The blockchain is a technology uniquely designed to find the truth and keep people accountable, and most consumers are just now waking up to the importance of truth.

That can imply people will be more motivated to switch to cryptocurrencies as doubt continues to grow around the guardians of regular currencies. The more that banks victimize their clients or behave downright illegally, or governments protect the people who build hordes of wealth while jeopardizing the value of the currency they collect, the less confident people will be in regular currency.

People are becoming less interested in currencies backed by governments because people trust their governments less and less. Instead, they want a currency backed something they can trust. They’re going to find that in their communities.

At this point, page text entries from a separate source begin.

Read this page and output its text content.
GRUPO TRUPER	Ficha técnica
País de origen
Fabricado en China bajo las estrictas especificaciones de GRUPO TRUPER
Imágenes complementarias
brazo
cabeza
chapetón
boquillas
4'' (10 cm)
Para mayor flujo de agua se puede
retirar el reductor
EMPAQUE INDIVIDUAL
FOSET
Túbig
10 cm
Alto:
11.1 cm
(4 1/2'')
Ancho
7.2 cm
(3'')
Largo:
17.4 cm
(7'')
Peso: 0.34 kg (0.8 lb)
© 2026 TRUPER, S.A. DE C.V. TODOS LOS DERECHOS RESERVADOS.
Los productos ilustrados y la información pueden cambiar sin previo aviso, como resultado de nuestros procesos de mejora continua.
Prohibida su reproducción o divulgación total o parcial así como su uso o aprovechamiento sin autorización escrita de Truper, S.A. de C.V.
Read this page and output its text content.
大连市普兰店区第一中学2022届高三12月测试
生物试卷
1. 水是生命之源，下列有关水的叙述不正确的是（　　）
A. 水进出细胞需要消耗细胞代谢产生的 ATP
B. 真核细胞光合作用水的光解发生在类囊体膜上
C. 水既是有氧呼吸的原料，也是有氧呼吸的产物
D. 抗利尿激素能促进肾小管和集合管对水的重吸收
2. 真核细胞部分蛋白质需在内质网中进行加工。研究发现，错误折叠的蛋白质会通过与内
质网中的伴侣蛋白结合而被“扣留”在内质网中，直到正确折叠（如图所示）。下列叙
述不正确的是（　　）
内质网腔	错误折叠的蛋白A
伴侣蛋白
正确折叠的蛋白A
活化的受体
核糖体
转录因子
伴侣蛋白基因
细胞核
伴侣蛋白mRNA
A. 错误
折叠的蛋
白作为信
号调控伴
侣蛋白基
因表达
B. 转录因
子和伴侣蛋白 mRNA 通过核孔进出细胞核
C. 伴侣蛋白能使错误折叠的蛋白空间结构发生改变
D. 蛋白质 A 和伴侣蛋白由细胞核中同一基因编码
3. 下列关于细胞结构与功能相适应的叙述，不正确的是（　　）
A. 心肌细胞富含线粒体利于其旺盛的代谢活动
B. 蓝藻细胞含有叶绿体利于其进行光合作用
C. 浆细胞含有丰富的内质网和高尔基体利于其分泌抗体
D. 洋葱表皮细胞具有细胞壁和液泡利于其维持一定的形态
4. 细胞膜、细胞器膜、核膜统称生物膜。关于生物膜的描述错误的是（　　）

The Future of Futuristic Currencies

The time is ripe for cryptocurrency markets to spill out of the internet and emerge as the currency it was made to be. The Bitcoin market found relative stability for the past few months, despite a recent spike in the price. It found this despite constant flushes of investor money and media attention.

That stability means Bitcoin has found a place in the zeitgeist, and in the economy. It’s the first coin to manage to be stable while also getting attention.

In essence, Bitcoin is managing to escape the cryptocurrency market.

New coins have flooded the market, and each new coin makes the market more volatile. They’re literally virtual coins, emerging out of nowhere and disappearing just as quickly, taking adopter money with them. These new coins, like OTOCASH and Galilel, make the overall market chaotic.

Yet, chaos cultivates change.

This is the time for Bitcoin and its cryptocurrency cousins to emerge as forms of legitimate currency, backed by large-scale mistrust around governments and the currencies they control, as well as an ingrained technology designed to keep market participants accountable and reveal truth.

People are imagining the same ideas that created Bitcoin — and those dreams of digital yore may be the very things saving the cryptocurrency market now, as it roils from media attention and investor cash. A yearning for a connection to a community may be what’s defending major currencies against investor harm, and it may also provide the legitimacy cryptocurrency has longed for from the start.